Edgar Allan Poe
Bram Stoker
Howard Phillips Lovecraft
Clive Barker
This book reads like a love letter to the fiction created by these three men. And yet, it carries the stamp I've come to expect of Dorman's writing. Hiding under the surface of the lyrical prose are the horrors of war and destruction man visits upon himself. The commentary regarding man's war against himself is timely.
Henry Collingsworth buys a house, believing it to contain the heart of his Beloved. We are left as readers to question whether he's looking for her literal heart or something less sinister. The gothic house he'd come to search is unique. He searches every level for clues, finding nothing. It's not until he gets to the basement that he discovers the house's true secrets.

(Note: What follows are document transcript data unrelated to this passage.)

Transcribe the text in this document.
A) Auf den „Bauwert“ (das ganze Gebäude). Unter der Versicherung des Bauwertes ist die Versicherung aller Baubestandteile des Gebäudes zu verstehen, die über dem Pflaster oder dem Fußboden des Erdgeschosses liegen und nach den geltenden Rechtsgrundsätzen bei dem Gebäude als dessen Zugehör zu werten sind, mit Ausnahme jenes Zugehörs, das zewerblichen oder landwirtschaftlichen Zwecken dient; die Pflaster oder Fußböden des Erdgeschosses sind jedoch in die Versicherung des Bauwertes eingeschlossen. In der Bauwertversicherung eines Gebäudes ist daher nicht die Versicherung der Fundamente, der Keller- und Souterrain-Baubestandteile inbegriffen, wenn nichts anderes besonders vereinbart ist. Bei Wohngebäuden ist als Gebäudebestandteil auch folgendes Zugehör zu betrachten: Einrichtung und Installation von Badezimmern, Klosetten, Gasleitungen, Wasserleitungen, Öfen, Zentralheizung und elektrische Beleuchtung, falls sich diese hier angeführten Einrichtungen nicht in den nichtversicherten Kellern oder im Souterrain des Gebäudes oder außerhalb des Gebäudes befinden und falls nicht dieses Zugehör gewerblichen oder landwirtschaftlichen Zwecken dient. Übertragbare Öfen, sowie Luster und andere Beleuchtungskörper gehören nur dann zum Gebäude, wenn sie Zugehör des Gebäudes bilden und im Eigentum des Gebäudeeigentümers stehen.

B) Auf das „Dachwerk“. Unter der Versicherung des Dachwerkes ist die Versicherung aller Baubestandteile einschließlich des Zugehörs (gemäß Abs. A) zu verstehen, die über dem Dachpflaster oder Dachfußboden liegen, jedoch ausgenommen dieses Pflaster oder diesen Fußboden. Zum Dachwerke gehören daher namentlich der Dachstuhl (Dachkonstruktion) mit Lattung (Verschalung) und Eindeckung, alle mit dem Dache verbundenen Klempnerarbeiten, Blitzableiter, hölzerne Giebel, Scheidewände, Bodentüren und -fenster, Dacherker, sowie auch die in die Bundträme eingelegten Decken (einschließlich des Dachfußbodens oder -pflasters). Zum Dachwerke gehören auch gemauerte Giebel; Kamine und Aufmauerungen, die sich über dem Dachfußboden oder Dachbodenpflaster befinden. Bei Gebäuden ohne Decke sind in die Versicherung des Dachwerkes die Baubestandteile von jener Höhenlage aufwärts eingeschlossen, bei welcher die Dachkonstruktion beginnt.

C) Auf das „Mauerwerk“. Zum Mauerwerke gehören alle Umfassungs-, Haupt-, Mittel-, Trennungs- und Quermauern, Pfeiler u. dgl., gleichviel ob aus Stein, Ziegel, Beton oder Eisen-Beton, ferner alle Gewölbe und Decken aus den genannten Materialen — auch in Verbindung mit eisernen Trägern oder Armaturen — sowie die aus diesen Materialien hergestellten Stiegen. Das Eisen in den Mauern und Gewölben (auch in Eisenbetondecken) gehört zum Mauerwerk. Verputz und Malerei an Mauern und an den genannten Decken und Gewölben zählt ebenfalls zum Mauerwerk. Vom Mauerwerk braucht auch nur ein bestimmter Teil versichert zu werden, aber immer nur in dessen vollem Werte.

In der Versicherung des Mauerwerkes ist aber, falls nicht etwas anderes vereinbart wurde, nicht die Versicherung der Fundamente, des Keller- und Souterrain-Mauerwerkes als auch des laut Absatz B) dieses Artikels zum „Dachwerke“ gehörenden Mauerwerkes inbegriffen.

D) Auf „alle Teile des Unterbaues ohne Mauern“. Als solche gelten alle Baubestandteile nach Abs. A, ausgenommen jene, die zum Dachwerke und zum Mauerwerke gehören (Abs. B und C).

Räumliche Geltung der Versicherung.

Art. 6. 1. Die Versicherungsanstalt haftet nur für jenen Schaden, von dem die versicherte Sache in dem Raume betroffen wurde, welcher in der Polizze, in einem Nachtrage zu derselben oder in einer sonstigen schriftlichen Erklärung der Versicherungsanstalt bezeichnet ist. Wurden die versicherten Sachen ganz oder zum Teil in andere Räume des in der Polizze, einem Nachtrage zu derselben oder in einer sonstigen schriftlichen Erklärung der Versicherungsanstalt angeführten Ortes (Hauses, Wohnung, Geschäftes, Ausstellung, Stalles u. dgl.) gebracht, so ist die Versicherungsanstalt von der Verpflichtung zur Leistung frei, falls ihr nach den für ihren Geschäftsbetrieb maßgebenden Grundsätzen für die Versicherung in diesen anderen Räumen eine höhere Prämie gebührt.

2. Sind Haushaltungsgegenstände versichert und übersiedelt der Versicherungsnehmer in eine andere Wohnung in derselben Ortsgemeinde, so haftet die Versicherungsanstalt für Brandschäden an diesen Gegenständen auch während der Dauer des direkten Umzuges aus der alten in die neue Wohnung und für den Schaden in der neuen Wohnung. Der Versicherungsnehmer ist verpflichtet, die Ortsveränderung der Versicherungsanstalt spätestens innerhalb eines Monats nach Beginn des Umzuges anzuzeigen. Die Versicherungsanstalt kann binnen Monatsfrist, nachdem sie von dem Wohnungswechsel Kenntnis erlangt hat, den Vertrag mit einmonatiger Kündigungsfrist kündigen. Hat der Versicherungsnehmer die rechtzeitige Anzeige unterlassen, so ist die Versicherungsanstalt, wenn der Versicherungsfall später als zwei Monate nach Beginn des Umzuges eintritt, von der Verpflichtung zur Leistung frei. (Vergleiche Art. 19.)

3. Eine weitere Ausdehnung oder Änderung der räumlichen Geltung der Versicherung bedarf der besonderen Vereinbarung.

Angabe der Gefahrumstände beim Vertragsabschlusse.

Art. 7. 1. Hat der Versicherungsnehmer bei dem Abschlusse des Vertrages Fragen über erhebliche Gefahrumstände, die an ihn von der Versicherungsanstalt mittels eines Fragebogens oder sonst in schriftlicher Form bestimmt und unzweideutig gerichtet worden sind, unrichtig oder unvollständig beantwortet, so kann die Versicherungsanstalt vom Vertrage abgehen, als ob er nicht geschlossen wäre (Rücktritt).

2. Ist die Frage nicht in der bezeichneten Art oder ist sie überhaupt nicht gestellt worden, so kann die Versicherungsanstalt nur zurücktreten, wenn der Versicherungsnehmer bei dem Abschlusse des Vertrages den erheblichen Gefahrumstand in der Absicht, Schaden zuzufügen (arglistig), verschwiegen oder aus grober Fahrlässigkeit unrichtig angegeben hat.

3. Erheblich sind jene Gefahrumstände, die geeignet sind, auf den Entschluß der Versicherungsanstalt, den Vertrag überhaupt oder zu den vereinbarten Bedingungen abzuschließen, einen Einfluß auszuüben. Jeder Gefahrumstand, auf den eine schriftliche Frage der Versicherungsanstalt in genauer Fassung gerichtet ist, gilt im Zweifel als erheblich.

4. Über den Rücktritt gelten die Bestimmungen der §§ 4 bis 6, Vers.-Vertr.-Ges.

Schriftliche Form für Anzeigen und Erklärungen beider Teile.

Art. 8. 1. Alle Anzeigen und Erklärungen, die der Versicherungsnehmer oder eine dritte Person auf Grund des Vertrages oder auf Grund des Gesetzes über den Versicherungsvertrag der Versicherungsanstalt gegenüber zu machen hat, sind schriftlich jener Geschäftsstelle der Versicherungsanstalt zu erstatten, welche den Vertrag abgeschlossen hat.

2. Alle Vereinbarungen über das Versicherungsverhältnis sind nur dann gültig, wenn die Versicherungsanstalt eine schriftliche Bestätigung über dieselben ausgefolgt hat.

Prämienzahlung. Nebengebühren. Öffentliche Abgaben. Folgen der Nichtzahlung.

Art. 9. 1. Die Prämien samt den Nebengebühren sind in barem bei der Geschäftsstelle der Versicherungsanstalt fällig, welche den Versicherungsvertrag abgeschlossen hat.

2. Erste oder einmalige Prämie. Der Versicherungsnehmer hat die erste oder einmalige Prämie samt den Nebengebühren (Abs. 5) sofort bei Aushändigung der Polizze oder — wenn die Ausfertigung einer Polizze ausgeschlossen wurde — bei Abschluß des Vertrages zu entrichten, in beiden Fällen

What follows is a harrowing journey that will winnow Hollingsworth down to his essential being and bring him to the brink of madness.
Dorman uses the epistolary form masterfully, bringing us into Hollingsworth's mind. We ask ourselves if what he's seeing is real or imagined. Is the maddening maze he finds truly part of our universe or some other? In the end, does he find his Beloved?
The tension, the beautiful prose, the level of detail in describing the rooms and worlds Hollingsworth encounters all make for a rich and truly disturbing tapestry. This is a departure from Dorman's usual oeuvre, but he pulls it off and I want to see him take more risks like this.